The unique device has been deployed in Port Aransas waters by scientists from Texas A&M University in College Station, Woods Hole Oceanographic Institution and The University of Texas at Austin Marine Science Institute (MSI).

Strategic placement at MSI's pier allows the FlowCytobot to take continuous snapshots of phytoplankton entering the Port Aransas Channel, which connects Corpus Christi and Aransas Bays to the Gulf of Mexico. This provides for a novel view into the makeup of the phytoplankton population.

The study, led by Texas A&M Professor Lisa Campbell, Woods Hole scientists Rob Olsen and Heidi Socik with assistance from MSI Professor Ed Buskey, has already yielded significant results.

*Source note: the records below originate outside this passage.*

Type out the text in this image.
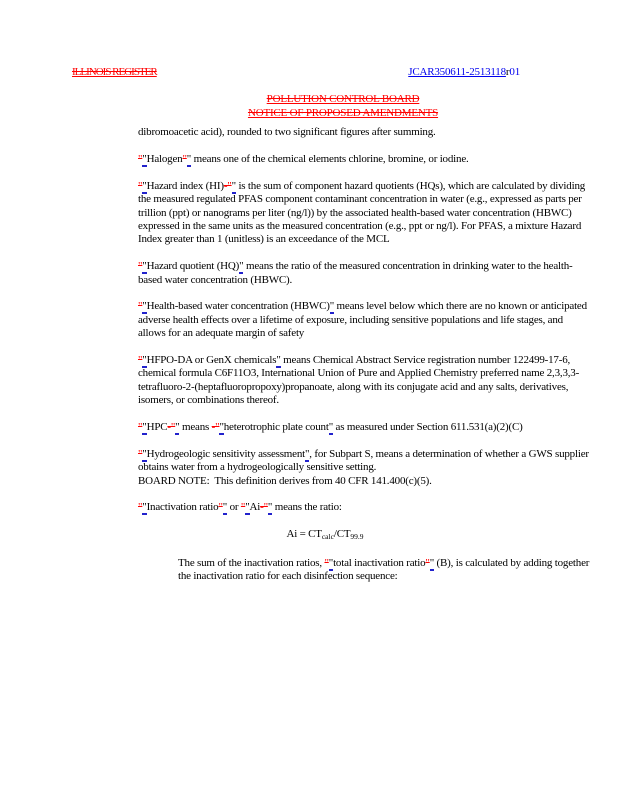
ILLINOIS REGISTER	JCAR350611-2513118r01
POLLUTION CONTROL BOARD
NOTICE OF PROPOSED AMENDMENTS
dibromoacetic acid), rounded to two significant figures after summing.
""Halogen"" means one of the chemical elements chlorine, bromine, or iodine.
""Hazard index (HI)-"" is the sum of component hazard quotients (HQs), which are calculated by dividing the measured regulated PFAS component contaminant concentration in water (e.g., expressed as parts per trillion (ppt) or nanograms per liter (ng/l)) by the associated health-based water concentration (HBWC) expressed in the same units as the measured concentration (e.g., ppt or ng/l). For PFAS, a mixture Hazard Index greater than 1 (unitless) is an exceedance of the MCL
""Hazard quotient (HQ)" means the ratio of the measured concentration in drinking water to the health-based water concentration (HBWC).
""Health-based water concentration (HBWC)" means level below which there are no known or anticipated adverse health effects over a lifetime of exposure, including sensitive populations and life stages, and allows for an adequate margin of safety
""HFPO-DA or GenX chemicals" means Chemical Abstract Service registration number 122499-17-6, chemical formula C6F11O3, International Union of Pure and Applied Chemistry preferred name 2,3,3,3-tetrafluoro-2-(heptafluoropropoxy)propanoate, along with its conjugate acid and any salts, derivatives, isomers, or combinations thereof.
""HPC-"" means -""heterotrophic plate count" as measured under Section 611.531(a)(2)(C)
""Hydrogeologic sensitivity assessment", for Subpart S, means a determination of whether a GWS supplier obtains water from a hydrogeologically sensitive setting.
BOARD NOTE:  This definition derives from 40 CFR 141.400(c)(5).
""Inactivation ratio"" or ""Ai-"" means the ratio:
$Ai = CT_{calc}/CT_{99.9}$
The sum of the inactivation ratios, ""total inactivation ratio"" (B), is calculated by adding together the inactivation ratio for each disinfection sequence:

They recently detected the dinoflagellate Brachidinium in the Port Aransas channel. Brachidinium was previously thought of as a rare species existing only in tropical Pacific Ocean waters off the coast of Japan and in the Mediterranean Sea.

The project, "Automated Imaging and Classification System for Harmful Algal Bloom (HAB) Detection" is funded by an award from The Cooperative Institute for Coastal and Estuarine Environmental Technology.